[Haskell-cafe] Partial Specification of Right-Hand Side
Russ Lewis
spamhole-2001-07-16 at deming-os.org
Sun Apr 4 22:28:51 EDT 2004
Hi, everybody. I'm really new to Haskell, but am really fascinated by
it all! I have been thinking about its uses, and have a newbie question.
I was thinking about the process of mapping imperative languages to
functional ones. It occurred to me that you can restate an imperative
function as a functional function which takes the old state of the
global values as an input and returns a new set of globals and output:
int foo(char arg1) {...};
foo arg1 globalsIn = ( retval , globalsOut )
Now, some imperative functions truly are functional. So I was wanting
to write something like this in Haskell:
foo _ globalsIn = ( <unspecified> , globalsIn )
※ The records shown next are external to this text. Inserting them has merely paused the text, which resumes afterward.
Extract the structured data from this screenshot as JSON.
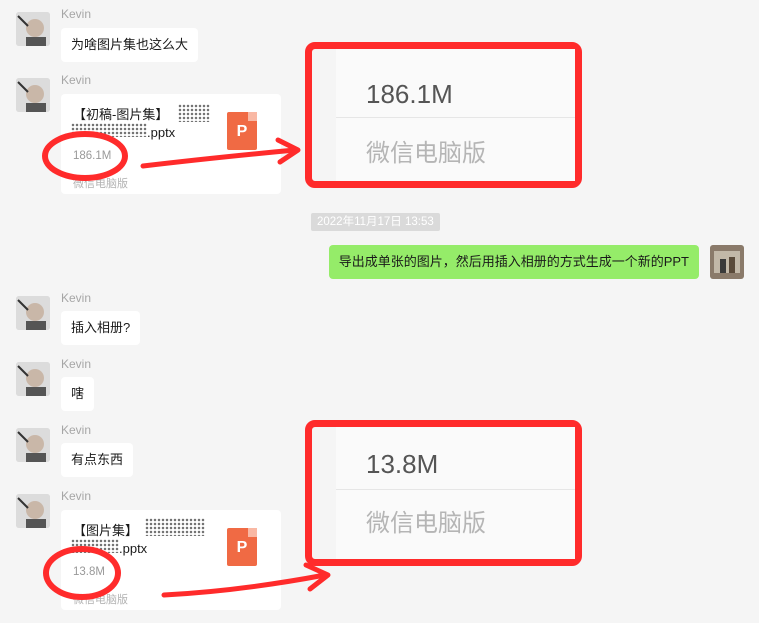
{
  "colors": {
    "background": "#f5f5f5",
    "bubble_white": "#ffffff",
    "bubble_green": "#95ec69",
    "annotation_red": "#ff2b2b",
    "ppt_orange": "#f06a44"
  },
  "messages": [
    {
      "sender": "Kevin",
      "type": "text",
      "text": "为啥图片集也这么大"
    },
    {
      "sender": "Kevin",
      "type": "file",
      "file_name_line1": "【初稿-图片集】",
      "file_name_line2": ".pptx",
      "file_size": "186.1M",
      "file_source": "微信电脑版",
      "file_icon": "P"
    },
    {
      "type": "timestamp",
      "text": "2022年11月17日 13:53"
    },
    {
      "sender": "me",
      "type": "text",
      "text": "导出成单张的图片，然后用插入相册的方式生成一个新的PPT"
    },
    {
      "sender": "Kevin",
      "type": "text",
      "text": "插入相册?"
    },
    {
      "sender": "Kevin",
      "type": "text",
      "text": "嗐"
    },
    {
      "sender": "Kevin",
      "type": "text",
      "text": "有点东西"
    },
    {
      "sender": "Kevin",
      "type": "file",
      "file_name_line1": "【图片集】",
      "file_name_line2": ".pptx",
      "file_size": "13.8M",
      "file_source": "微信电脑版",
      "file_icon": "P"
    }
  ],
  "zoom_callouts": [
    {
      "size": "186.1M",
      "source": "微信电脑版"
    },
    {
      "size": "13.8M",
      "source": "微信电脑版"
    }
  ]
}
...other foo defintions below...
Basically, the idea would be that, no matter what the argument was, the
output globals would be identifal to the input globals. So, if the
calling function only cared about the output globals, then no more
calculation would be needed. But if the retval was required, then the
thunk would cause more searches of 'foo' to be performed.
Of course, you can implement it with a second function:
foo x globalsIn = ( fooInternal x , globalsIn )
...define fooInternal below...
But I was wondering if Haskell had a way to do this with a single function.